The Scalia Vacancy

There is an opening on the Supreme Court. Scalia was as close as a supreme court justice gets to being a right wing nut, which means the 8 justices he leaves are split right down the middle between liberal and conservative. Filling the vacancy his death has created is a really big deal, and it's made even bigger by the fact that this is an election year with a cast of clowns running for the oval office.

Enter my pal, my man, Kentucky's senior Senator, Mitch McConnell. Mitch barely let Scalia's body go cold before offering his two cents on a replacement appointment -  "The American people should have a voice in the selection of their next Supreme Court justice," he said. "Therefore, this vacancy should not be filled until we have a new president." This, like so much that Mitch says, makes no sense at all. It's the President's job to appoint justices and the Senate's job to "interview" them and either confirm or reject them. This is true regardless of which party controls the oval office OR the Senate. Everyone involved in the process is an elected official, meaning the American people DID have a say in this when they re-elected Obama, and when they turned the Senate over to a GOP majority. To suggest that the people only have a say if we wait until after the November Democalypse is an insult to the intelligence of the electorate, and it's also dead wrong.

Here's where McConnell is doubly wrong - his strategy is even worse than his logic on this one. The Supreme Court is halfway through it's docket of cases for this term. Some of those cases have almost certainly been voted on, and some of those votes would've resulted in a 5-4 verdict where Scalia voted with the majority. But the decisions in those cases haven't been published yet; the opinions are still being written. It's common for justices to CHANGE their votes during this process. It ain't official until the fat lady sings. So we've almost certainly got cases in the pipeline that will be retried (resulting in a 4-4 tie, if Scalia isn't replaced), or handed back to the lower courts (which Obama has done a champion job of stacking with Democrats). There's no constitutional law on this specific scenario. For example, technically the court could publish an opinion where a dead justice voted with the majority. It's never happened, and the current chief justice, John Roberts, is known for seeing himself as a steward of the court's image/prestige.
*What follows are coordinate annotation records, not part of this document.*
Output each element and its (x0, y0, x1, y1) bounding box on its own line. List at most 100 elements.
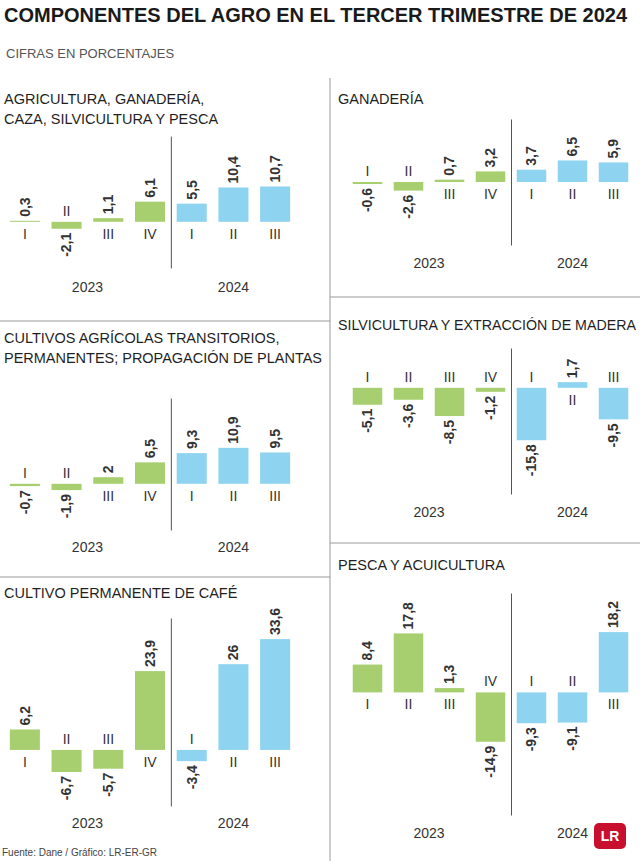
panel-divider (0, 321, 330, 322)
bar (260, 452, 290, 483)
logo-badge (594, 823, 626, 849)
data-label: 3,7 (523, 146, 539, 166)
category-label: III (444, 186, 456, 202)
bars (10, 639, 290, 772)
category-label: I (530, 369, 534, 385)
bar (558, 382, 588, 388)
category-label: IV (484, 186, 498, 202)
bar (218, 187, 248, 221)
panel-divider (330, 543, 640, 544)
category-label: I (190, 731, 194, 747)
bar (599, 388, 629, 420)
panel: GANADERÍA-0,6-2,60,73,220233,76,55,92024… (338, 91, 628, 271)
data-label: -9,1 (564, 726, 580, 750)
data-label: 23,9 (142, 640, 158, 667)
category-label: I (530, 186, 534, 202)
y-axis-line (171, 137, 172, 269)
labels: -0,7-1,926,520239,310,99,52024IIIIIIIVII… (17, 416, 283, 555)
group-label: 2023 (72, 539, 103, 555)
bar (435, 688, 465, 692)
y-axis (171, 137, 172, 269)
page-subtitle: CIFRAS EN PORCENTAJES (6, 46, 174, 61)
data-label: -8,5 (441, 420, 457, 444)
panel: SILVICULTURA Y EXTRACCIÓN DE MADERA -5,1 -… (338, 317, 636, 520)
group-label: 2024 (218, 279, 249, 295)
category-label: IV (143, 754, 157, 770)
panel-title: CAZA, SILVICULTURA Y PESCA (4, 111, 218, 127)
panel-title: CULTIVO PERMANENTE DE CAFÉ (4, 585, 238, 601)
y-axis (171, 619, 172, 807)
logo: LR (601, 828, 620, 844)
bar (135, 671, 165, 750)
data-label: 5,9 (605, 139, 621, 159)
category-label: III (102, 488, 114, 504)
category-label: I (23, 226, 27, 242)
data-label: 1,1 (100, 194, 116, 214)
y-axis (511, 349, 512, 495)
bar (10, 220, 40, 222)
data-label: 10,4 (225, 156, 241, 183)
panel-divider (330, 297, 640, 298)
panel-title: SILVICULTURA Y EXTRACCIÓN DE MADERA (338, 317, 636, 333)
labels: -5,1-3,6-8,5-1,22023-15,81,7-9,52024IIII… (359, 359, 621, 520)
data-label: 6,1 (142, 178, 158, 198)
bar (435, 388, 465, 416)
data-label: 17,8 (400, 602, 416, 629)
category-label: I (23, 754, 27, 770)
bar (218, 448, 248, 484)
panel: AGRICULTURA, GANADERÍA,CAZA, SILVICULTUR… (4, 91, 290, 295)
bar (135, 462, 165, 483)
bar (353, 665, 383, 693)
bar (177, 204, 207, 222)
data-label: -5,1 (359, 409, 375, 433)
category-label: I (190, 226, 194, 242)
data-label: -0,6 (359, 188, 375, 212)
bar (476, 171, 506, 182)
bars (353, 632, 629, 742)
bar (558, 692, 588, 722)
bar (517, 388, 547, 440)
data-label: 10,9 (225, 416, 241, 443)
category-label: III (269, 488, 281, 504)
labels: 6,2-6,7-5,723,92023-3,42633,62024IIIIIII… (17, 608, 283, 831)
bar (10, 729, 40, 749)
data-label: -14,9 (482, 746, 498, 778)
y-axis (171, 399, 172, 531)
bar (93, 750, 123, 769)
category-label: II (230, 226, 238, 242)
bar (394, 182, 424, 191)
data-label: 9,5 (267, 429, 283, 449)
bar (517, 170, 547, 182)
panel-divider (0, 577, 330, 578)
y-axis-line (171, 619, 172, 807)
data-label: 3,2 (482, 148, 498, 168)
data-label: -3,6 (400, 404, 416, 428)
labels: -0,6-2,60,73,220233,76,55,92024IIIIIIIVI… (359, 137, 621, 271)
data-label: 6,5 (564, 137, 580, 157)
labels: 8,417,81,3-14,92023-9,3-9,118,22024IIIII… (359, 601, 621, 841)
category-label: II (63, 203, 71, 219)
group-label: 2024 (218, 815, 249, 831)
panel-title: CULTIVOS AGRÍCOLAS TRANSITORIOS, (4, 330, 280, 346)
y-axis-line (511, 120, 512, 246)
category-label: III (102, 226, 114, 242)
bar (476, 692, 506, 741)
y-axis-line (511, 594, 512, 816)
bar (93, 218, 123, 222)
category-label: IV (143, 226, 157, 242)
bar (558, 160, 588, 182)
y-axis-line (511, 349, 512, 495)
bar (353, 182, 383, 184)
bar (177, 453, 207, 484)
data-label: 33,6 (267, 608, 283, 635)
group-label: 2024 (218, 539, 249, 555)
category-label: II (405, 163, 413, 179)
panel-title: GANADERÍA (338, 91, 424, 107)
data-label: -2,1 (58, 233, 74, 257)
data-label: -9,3 (523, 727, 539, 751)
bar (260, 639, 290, 750)
group-label: 2024 (557, 255, 588, 271)
group-label: 2023 (413, 825, 444, 841)
data-label: -5,7 (100, 773, 116, 797)
bar (435, 180, 465, 182)
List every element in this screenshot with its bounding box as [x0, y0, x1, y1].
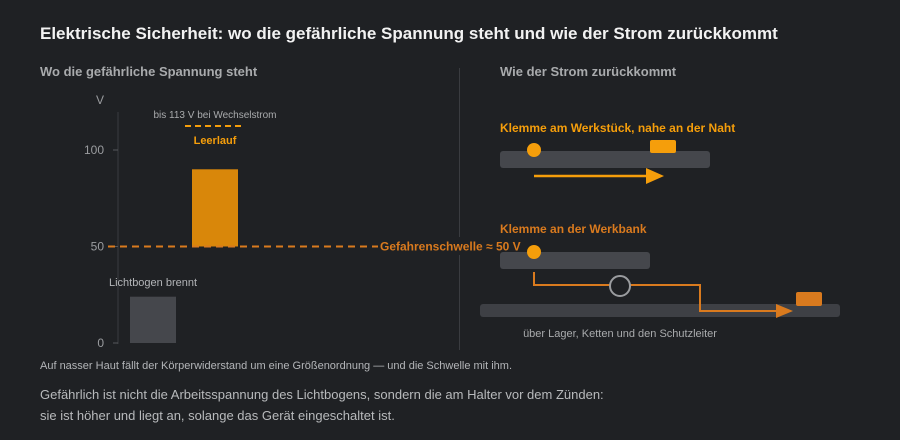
right-panel-heading: Wie der Strom zurückkommt: [500, 64, 677, 79]
bad-clamp-label: Klemme an der Werkbank: [500, 222, 647, 236]
panel-divider: [459, 68, 460, 350]
threshold-label-bg: [378, 237, 532, 255]
takeaway-line-1: Gefährlich ist nicht die Arbeitsspannung…: [40, 387, 604, 402]
y-tick-label: 100: [84, 143, 104, 157]
clamp-bad: [796, 292, 822, 306]
current-path-bad: [533, 272, 780, 312]
footnote: Auf nasser Haut fällt der Körperwidersta…: [40, 360, 513, 372]
electrode-point-good: [527, 143, 541, 157]
good-clamp-label: Klemme am Werkstück, nahe an der Naht: [500, 121, 735, 135]
workpiece-bar-good: [500, 151, 710, 168]
y-ticks: 0 50 100: [84, 143, 118, 350]
y-tick-label: 0: [97, 336, 104, 350]
arc-label: Lichtbogen brennt: [109, 277, 197, 289]
arrowhead-bad: [776, 304, 793, 318]
bar-arc-voltage: [130, 296, 176, 343]
electrode-point-bad: [527, 245, 541, 259]
bearing-ring: [609, 275, 631, 297]
y-unit-label: V: [96, 93, 104, 107]
y-tick-label: 50: [91, 240, 105, 254]
path-note: über Lager, Ketten und den Schutzleiter: [523, 328, 717, 340]
threshold-label: Gefahrenschwelle ≈ 50 V: [380, 240, 521, 254]
ac-max-note: bis 113 V bei Wechselstrom: [153, 110, 276, 121]
left-panel-heading: Wo die gefährliche Spannung steht: [40, 64, 258, 79]
workpiece-bar-bad: [500, 252, 650, 269]
takeaway: Gefährlich ist nicht die Arbeitsspannung…: [40, 384, 604, 426]
bench-bar: [480, 304, 840, 317]
clamp-good: [650, 140, 676, 153]
takeaway-line-2: sie ist höher und liegt an, solange das …: [40, 408, 395, 423]
open-circuit-label: Leerlauf: [194, 135, 237, 147]
arrowhead-good: [646, 168, 664, 184]
bar-open-circuit-voltage: [192, 169, 238, 247]
bars: [130, 169, 238, 343]
page-title: Elektrische Sicherheit: wo die gefährlic…: [40, 24, 778, 43]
I think the's failed pretty hard core on that one, but still it seems unlikely that he'd release any key decisions where Scalia has issued some scathing opinion that belittles the half of the country who disagrees with him. 
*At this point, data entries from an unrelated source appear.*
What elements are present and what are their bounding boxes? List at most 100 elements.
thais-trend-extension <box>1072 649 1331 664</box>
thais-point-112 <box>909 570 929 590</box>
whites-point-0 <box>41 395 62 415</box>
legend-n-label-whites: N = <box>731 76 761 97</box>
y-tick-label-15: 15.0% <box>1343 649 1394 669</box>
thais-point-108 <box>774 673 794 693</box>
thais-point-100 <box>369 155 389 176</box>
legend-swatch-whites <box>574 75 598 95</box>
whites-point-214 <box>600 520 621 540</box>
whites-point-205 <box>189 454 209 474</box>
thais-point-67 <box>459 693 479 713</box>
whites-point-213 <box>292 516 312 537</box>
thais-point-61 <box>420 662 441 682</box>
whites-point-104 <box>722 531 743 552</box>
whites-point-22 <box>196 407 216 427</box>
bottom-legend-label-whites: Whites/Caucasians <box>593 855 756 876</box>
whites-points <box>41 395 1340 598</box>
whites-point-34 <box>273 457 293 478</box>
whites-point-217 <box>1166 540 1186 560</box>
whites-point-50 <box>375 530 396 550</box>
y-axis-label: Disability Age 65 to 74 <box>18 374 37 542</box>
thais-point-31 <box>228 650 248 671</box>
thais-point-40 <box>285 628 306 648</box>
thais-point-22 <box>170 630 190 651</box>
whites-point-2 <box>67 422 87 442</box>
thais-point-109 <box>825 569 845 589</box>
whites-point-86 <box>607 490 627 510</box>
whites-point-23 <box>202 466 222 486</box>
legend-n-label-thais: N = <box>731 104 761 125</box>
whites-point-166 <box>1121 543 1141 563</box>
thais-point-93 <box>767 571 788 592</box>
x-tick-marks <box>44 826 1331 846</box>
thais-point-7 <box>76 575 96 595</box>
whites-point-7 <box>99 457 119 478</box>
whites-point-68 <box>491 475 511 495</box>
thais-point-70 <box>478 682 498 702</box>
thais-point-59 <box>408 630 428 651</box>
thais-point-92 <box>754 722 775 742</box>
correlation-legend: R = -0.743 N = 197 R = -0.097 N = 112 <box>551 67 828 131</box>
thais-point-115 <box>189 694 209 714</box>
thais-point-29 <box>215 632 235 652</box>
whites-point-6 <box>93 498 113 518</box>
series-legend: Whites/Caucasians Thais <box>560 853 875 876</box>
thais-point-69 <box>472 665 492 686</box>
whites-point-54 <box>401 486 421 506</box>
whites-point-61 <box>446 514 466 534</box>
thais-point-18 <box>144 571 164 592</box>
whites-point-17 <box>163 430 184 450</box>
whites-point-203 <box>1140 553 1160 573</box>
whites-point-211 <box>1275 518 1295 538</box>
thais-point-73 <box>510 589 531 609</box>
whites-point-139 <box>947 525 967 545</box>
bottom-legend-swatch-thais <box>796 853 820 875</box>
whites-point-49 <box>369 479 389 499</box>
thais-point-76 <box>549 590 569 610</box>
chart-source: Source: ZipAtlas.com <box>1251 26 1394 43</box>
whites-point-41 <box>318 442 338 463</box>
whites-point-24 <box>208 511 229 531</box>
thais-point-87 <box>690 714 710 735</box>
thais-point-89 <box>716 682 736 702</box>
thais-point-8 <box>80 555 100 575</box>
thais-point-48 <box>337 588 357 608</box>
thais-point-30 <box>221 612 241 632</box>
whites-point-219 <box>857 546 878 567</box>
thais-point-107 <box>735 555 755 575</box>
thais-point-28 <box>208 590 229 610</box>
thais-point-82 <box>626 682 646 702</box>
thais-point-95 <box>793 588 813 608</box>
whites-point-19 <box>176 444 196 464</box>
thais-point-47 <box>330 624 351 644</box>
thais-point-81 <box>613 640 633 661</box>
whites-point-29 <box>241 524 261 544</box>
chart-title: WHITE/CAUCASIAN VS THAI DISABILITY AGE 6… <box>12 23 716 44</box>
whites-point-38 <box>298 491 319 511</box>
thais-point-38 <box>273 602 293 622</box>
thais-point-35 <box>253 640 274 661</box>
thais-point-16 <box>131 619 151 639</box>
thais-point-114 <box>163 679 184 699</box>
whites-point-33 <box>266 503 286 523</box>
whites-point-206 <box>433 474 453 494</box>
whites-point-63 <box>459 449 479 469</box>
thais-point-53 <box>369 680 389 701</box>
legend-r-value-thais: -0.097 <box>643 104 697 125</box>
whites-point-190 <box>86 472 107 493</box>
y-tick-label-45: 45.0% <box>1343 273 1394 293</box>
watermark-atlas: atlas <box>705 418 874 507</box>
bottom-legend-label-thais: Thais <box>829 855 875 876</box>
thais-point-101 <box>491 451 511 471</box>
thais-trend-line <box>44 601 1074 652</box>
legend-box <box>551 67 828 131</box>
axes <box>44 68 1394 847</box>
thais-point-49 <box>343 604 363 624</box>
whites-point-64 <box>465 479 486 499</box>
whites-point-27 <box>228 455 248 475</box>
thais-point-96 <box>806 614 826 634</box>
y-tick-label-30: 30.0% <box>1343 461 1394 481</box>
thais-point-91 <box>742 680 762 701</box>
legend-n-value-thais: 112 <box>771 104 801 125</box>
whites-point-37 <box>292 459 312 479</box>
So, Mitch, not only is it your job to hold hearings, should Obama nominate someone, but you'd be a fool not to do it. Mitch is of course assuming that the GOP will retain the Senate and also take the White House in November, thus his desire to wait. This is because he, like the rest of the GOP, is stuck in their own echo chamber. Those of us who are swing voters have yet to see someone emerge on the GOP side for whom we'd vote - they're all a bunch of scrappy mud-slinging egotists who have demonstrated a profound level of ignorance on topics like equality, immigration, and foreign policy.